When the party was over and she and her dependent were departing (craft project in hand, no doubt), she discovered that her wallet had been removed from her pocketbook. She promptly called her credit-card company but learned that her plastic had already been used to purchase items at the Duane Reade drug store at 94th Street and Third Avenue and at Metro Food store. Also taken were $40 in cash and a $100 Gap gift card.
The New York Headache Center, located at 30 East 76th Street, received something of a financial migraine on Jan. 6 when 16 vials of Botox, valued at $7,168, disappeared from a storage room in the facility’s office. The Headache Center’s director, Dr. Alexander Mauskop, and his colleagues use the Botox not to remove wrinkles or restore one’s youth, but to treat their patients’ killer headaches. The injections are delivered where migraine patients need it most, usually in the back of the head, according to Dr. Mauskop, who is also the co-author of What Your Doctor May Not Tell You About Migraines.
Vials of the miracle drug (originally developed as a biological weapon) were delivered to the center by Federal Express on Jan. 4. They were promptly placed in the storage area and chilled with dry ice, à la Dom Perignon, to retain their efficacy. The Botox was last seen on Jan. 6 and discovered missing the following day. There were no signs of forced entry. The building has a 24-hour doorman.
Crime Statistics ’04
Crime has declined steeply throughout the city in recent years. Last year, the figures went down another 2 percent, despite a spike in reported robberies and rapes. On the Upper East Side, the number of robberies also jumped. The reason for this, explained the 19th Precinct’s Inspector James Rogers, was due to the fact that shoplifting incidents have been increasingly escalating to robberies due to certain proactive employees deciding to mix it up with the perps.
For example, the perp who takes a pack of Juicy Fruit and brandishes a hypodermic needle to stave off capture: At that point, “it escalates into a robbery,” said Inspector Rogers. To bring the numbers down and ensure public safety, Inspector Rogers said the police were trying to persuade store workers not to act like local heroes and await the arrival of the cops. He added that while robberies were up in 2004, so were robbery arrests: 14 percent over 2003.

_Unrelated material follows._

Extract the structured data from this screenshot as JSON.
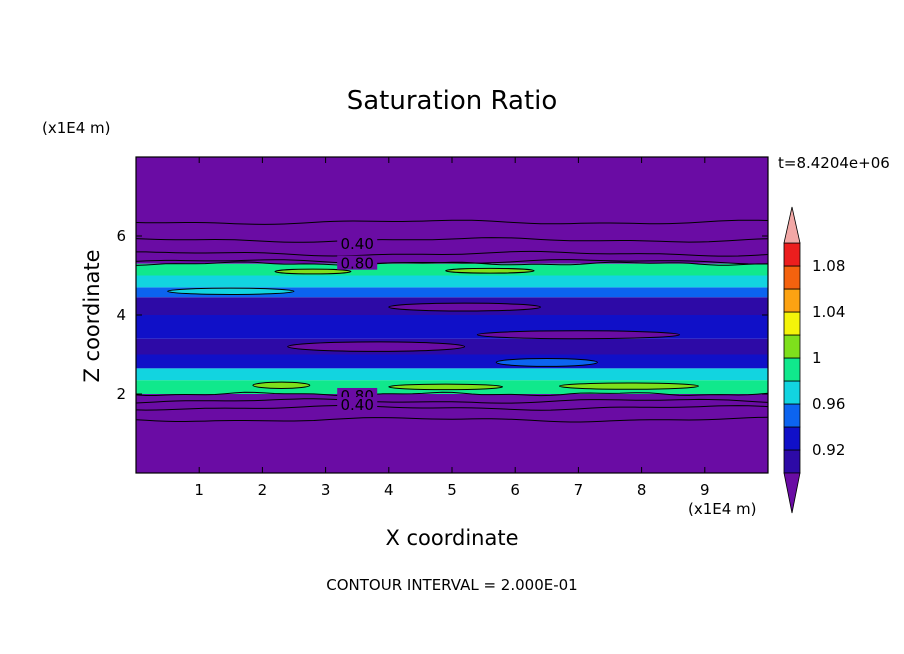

Rapes were up 87.5 percent-15 in 2004 compared to eight in 2003. But of those 15, only two were “stranger rapes,” perpetrated by an individual unknown to the victim. Both those criminals were apprehended.
Inspector Rogers said that as crime continues to decline, it gets harder to whittle the numbers further. “You’re fighting last year’s success,” he explained. “What we did last year you have to replicate and do something else.”

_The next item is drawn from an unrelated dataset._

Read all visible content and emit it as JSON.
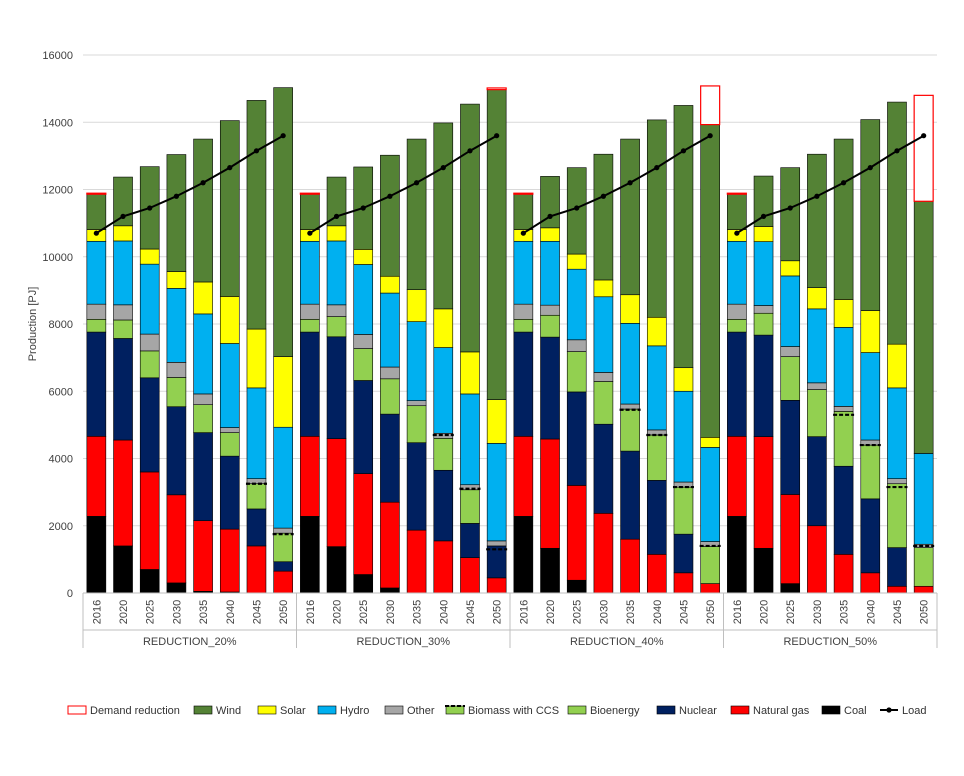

One of those innovations is aimed at the aforementioned stroller thefts. “I think people actually specialize in that,” the cop observed. One strategy they’re now using involves an undercover cop pushing a stroller with a fake baby in it. “We’re going to do more of that this year.”
Inspector Rogers, who recently became a father for the third time, joked that to guarantee the authenticity of the sting, he’d consider a ploy analogous to the exploding dye packets that banks hide among the bills they give bank robbers: the dirty diaper in the stroller. “I have a few I can bring in,” he said.